Estratto dell’articolo di Enrico Del Mercato per “la Repubblica”
STEFANO BOERI IN FILA PER LA CAMERA ARDENTE DI GIORGIO ARMANI
«Io Giorgio Armani l'ho conosciuto da bambino. Mia madre mi portava alle sue sfilate. L'ultimo ricordo è una sua visita in Triennale per assistere a uno spettacolo teatrale, era stato come sempre discreto e acutissimo nei giudizi».
Nella lunga fila di persone che aspettano di entrare nella camera ardente allestita al Silos per l'ultimo saluto allo stilista scomparso, c'è anche Stefano Boeri.
[…] architetto della categoria archistar, presidente della Triennale, docente al Politecnico e - a torto o a ragione (a torto dice lui) - considerato uno dei "simboli" del modello Milano, quello dei grattacieli, della città "per soli ricchi". Soprattutto, quello finito sotto inchiesta della procura di Milano che ha indagato anche lui accusandolo di aver fatto pressioni indebite sulla commissione Paesaggio per favorire una sua opera simbolo (la Torre Botanica) e il progetto dell'imprenditore Manfredi Catella sulla ristrutturazione del Pirellino.
Boeri è stato anche raggiunto da un provvedimento che lo interdice per un anno dal partecipare a commissioni che affidano contratti pubblici.
Architetto, mentre anche lei si metteva in fila per l'ultimo saluto ad Armani, un pezzo di città scendeva in piazza a sostegno di un altro suo simbolo, per quanto distantissimo: il Leoncavallo. Sono pezzi di Milano che vanno via.
«Io in realtà spero che quella città non se ne vada, anche perché - è vero - è una città che ha sempre saputo cucire gli opposti. Armani e il Leoncavallo, sì. Ma pensi per esempio allo stesso Armani e Dario Fo o a Alda Merini e Giulia Maria Crespi.

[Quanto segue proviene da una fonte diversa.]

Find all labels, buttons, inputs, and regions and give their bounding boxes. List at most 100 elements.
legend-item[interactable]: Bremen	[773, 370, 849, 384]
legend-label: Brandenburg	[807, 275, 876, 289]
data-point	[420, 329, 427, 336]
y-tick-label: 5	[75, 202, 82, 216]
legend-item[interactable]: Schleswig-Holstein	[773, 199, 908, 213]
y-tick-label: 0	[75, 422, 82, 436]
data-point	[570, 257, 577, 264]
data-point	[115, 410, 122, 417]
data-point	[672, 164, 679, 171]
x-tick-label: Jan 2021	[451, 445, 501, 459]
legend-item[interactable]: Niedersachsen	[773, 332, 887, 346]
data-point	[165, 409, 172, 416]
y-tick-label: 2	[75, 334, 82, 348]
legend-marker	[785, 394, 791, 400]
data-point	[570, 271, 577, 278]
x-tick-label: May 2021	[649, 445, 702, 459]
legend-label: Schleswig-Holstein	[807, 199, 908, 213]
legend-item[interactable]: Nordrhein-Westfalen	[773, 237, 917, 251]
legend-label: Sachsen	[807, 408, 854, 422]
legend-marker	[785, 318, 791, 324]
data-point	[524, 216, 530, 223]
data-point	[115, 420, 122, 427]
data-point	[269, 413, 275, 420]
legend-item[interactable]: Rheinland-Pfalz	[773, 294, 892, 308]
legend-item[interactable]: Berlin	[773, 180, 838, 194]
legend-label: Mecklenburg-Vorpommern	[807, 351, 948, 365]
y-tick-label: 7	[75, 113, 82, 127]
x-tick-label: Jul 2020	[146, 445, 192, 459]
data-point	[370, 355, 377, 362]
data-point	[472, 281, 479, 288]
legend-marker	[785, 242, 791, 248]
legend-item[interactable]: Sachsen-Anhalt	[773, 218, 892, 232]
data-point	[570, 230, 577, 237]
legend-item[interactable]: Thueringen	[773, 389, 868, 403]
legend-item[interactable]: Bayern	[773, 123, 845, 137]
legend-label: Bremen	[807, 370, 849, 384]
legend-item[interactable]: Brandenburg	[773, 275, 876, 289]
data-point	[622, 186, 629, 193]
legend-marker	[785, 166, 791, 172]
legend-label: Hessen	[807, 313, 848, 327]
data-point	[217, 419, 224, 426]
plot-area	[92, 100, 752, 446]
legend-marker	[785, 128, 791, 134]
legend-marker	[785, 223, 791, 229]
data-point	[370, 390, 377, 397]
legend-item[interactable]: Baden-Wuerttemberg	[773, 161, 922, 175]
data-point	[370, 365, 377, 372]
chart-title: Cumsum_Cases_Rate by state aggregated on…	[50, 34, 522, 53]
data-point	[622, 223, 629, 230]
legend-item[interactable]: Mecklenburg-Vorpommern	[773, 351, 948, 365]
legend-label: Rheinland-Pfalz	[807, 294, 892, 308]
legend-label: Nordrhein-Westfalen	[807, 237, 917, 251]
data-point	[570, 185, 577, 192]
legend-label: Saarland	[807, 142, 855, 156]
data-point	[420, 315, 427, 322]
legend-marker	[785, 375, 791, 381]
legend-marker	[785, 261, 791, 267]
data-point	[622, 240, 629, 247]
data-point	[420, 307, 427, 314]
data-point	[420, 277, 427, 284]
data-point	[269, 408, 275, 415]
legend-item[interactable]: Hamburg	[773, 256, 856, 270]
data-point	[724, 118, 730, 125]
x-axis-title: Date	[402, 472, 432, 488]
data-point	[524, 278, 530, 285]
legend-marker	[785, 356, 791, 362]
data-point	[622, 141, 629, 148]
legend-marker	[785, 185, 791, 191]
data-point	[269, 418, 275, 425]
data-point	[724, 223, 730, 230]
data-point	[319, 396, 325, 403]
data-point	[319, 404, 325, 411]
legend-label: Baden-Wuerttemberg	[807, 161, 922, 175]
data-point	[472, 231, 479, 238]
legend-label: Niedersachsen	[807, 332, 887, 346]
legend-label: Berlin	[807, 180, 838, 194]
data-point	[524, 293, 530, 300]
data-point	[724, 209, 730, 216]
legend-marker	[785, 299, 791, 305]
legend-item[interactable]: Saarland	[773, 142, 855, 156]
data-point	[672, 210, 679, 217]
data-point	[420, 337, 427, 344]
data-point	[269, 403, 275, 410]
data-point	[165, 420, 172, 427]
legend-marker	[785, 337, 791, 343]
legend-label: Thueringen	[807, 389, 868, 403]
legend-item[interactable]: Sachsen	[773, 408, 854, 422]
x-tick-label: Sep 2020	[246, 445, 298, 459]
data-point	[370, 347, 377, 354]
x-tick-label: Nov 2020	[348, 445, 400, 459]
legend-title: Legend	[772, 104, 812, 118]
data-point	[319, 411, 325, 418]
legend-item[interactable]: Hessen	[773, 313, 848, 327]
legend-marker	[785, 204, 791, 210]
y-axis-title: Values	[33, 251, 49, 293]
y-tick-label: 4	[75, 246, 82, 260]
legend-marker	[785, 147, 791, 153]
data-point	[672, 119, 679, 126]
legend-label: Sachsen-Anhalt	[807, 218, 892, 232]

Figure agli antipodi accomunate, però, da un tratto milanese: l'etica del lavoro e l'inesauribile curiosità. Due elementi assolutamente presenti nella figura di Armani. Tratto il cui opposto, i cui nemici sono la sciatteria e l'arroganza. Ecco, se proprio dobbiamo parlare di modello Milano, il modello Milano è questo: la capacità di tenere insieme questi mondi diversi tra loro».
LA MILANO DA BOERI - VIGNETTA BY GIANNELLI
Ecco, non le pare che la città che perde Armani e sgombera il Leoncavallo sia un modello di diseguaglianza? Cioè l'opposto del modello della coesistenza dei diversi cui lei accennava?
«Io sono stato tra i primi a mettere in guardia dal rischio che Milano stesse diventando una città per anziani agiati. In questi anni abbiamo perso più di 400 mila residenti, ma ne abbiamo guadagnati 500 mila nuovi. Ed è vero che in questo ricambio sono state espulse famiglie e persone con redditi bassi».
Il modello Milano, per l'appunto.
Lei non si ritiene corresponsabile?
«Guardi, raccontare il modello Milano - del quale io riconosco virtù e vizi - solo come un sistema di collusioni è una forma di sciatteria.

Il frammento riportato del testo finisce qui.